So, we know about boilers and systems, what options are available to us with radiators? Radiators vary in sizes and style, some are really for decorative purposes only, so careful consideration must be made when choosing radiators.

Flat panel and convector radiators

Steel pressed flat single panel radiators were the first type of radiators to be fitted in modern homes. These sat quite flat against the wall, and gave radiant heat only. They were generally very large radiators and took up a lot of wall space. They come with crimped or round tops. Stelrad and Myson are two leading manufacturers. Myson still provide radiators to imperial sizes!

These evolved into convector radiators, with fins welded on the back. The benefit of convectors is the movement of air under and over the radiator. You get much more even heat spread in the room. You can also size convector radiators smaller than single panel plain radiators, the convector gives out half as much heat again in some cases.

Double panel double convectors are the largest and most powerful radiators you can get in this style. They do give a lot of heat out, but they also take a lot of space up, protruding off the wall up to 5 inches.



Compact Radiators




There are slight variations to standard radiators, which tend to look a bit more modern. These are called compact radiators. They have grilles on the top, and end panels to hide the convectors inside the radiator. They also tend to sit on the wall flatter, so some people prefer these over any others. They can however collect dust inside which can be difficult to clean.






Towel Rail




These are the modern trend in new bathrooms and toilets nowadays. Some consumers also have them installed in kitchens. They may look nice, but think of them as towel warmers. They do not give much heat out, and care should be taken when choosing them in a new bathroom, You can install electric elements in them that heats them gently in the summer months when the heating is switched off.







Designer Radiators



Another modern trend nowadays is to have the latest looking funky steel creation instead of normal traditional radiators. These may look wonderful, but once again, care must be taken when choosing these as a main heat source. They don't give much heat out, compared to a similar sized radiator. As always, functionality must be sacrificed over form. Column radiators as found in schools and churches are making a bit of a comeback aswell, however they are nowhere near as efficienct as their convector type siblings.

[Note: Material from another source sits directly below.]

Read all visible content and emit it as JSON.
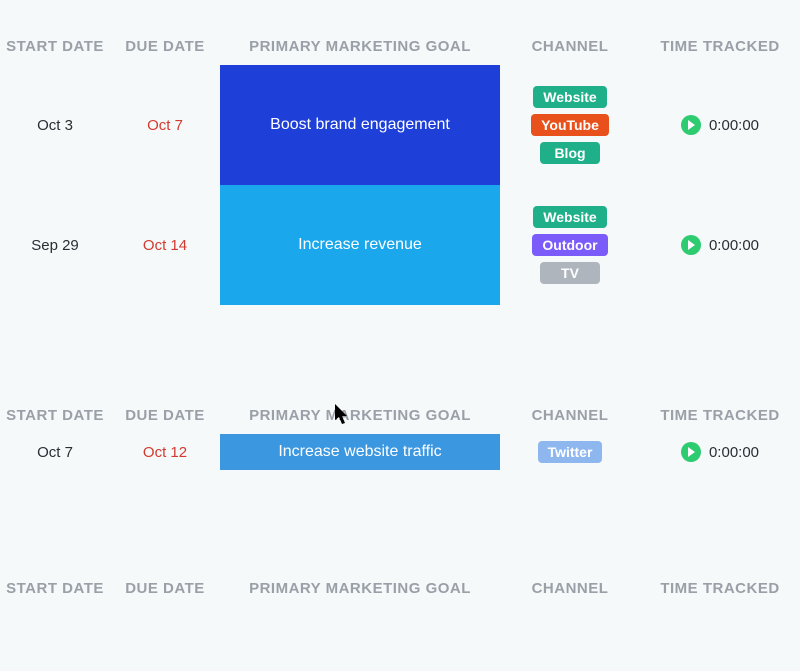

Low Surface Temperature Radiators


Where there are health and safety issues, such as in a care home for the elderly, or a day nursery for young children, there is a special type of radiator available. These radiators are luke warm to touch on the outside, but the inner radiator still gets as hot as a standard radiator. Generally care homes must be kept warmer than your average house, so the radiators are normally on a lot more, and get quite hot. These are a niche product. When you inspect them, they are normally no more than a standard radiator encased in a special metal framework.



Convector Air Heaters


These are not very well known, but fit into another niche in the market for those with limited space.

Say for instance you have a large kitchen with cupboards and worktops everywhere, and you have nowhere to put a radiator. These can be installed under a worktop in the kickspace of the unit. They employ a fan to blow air over a mini heat exchanger - heated by central heating pipes. There is no electric element to heat, so they are very efficient to run. They are also very effective, the heat feels more instant as it's blown into the room. In the summer they can also blow cool air.


You are not limited to fitting these convectors under the kickspace, you can also get a model to fit above a door, called a highline heater, and one to fit on the wall lower down, called a lo-line heater. The only real downside is the cost of them.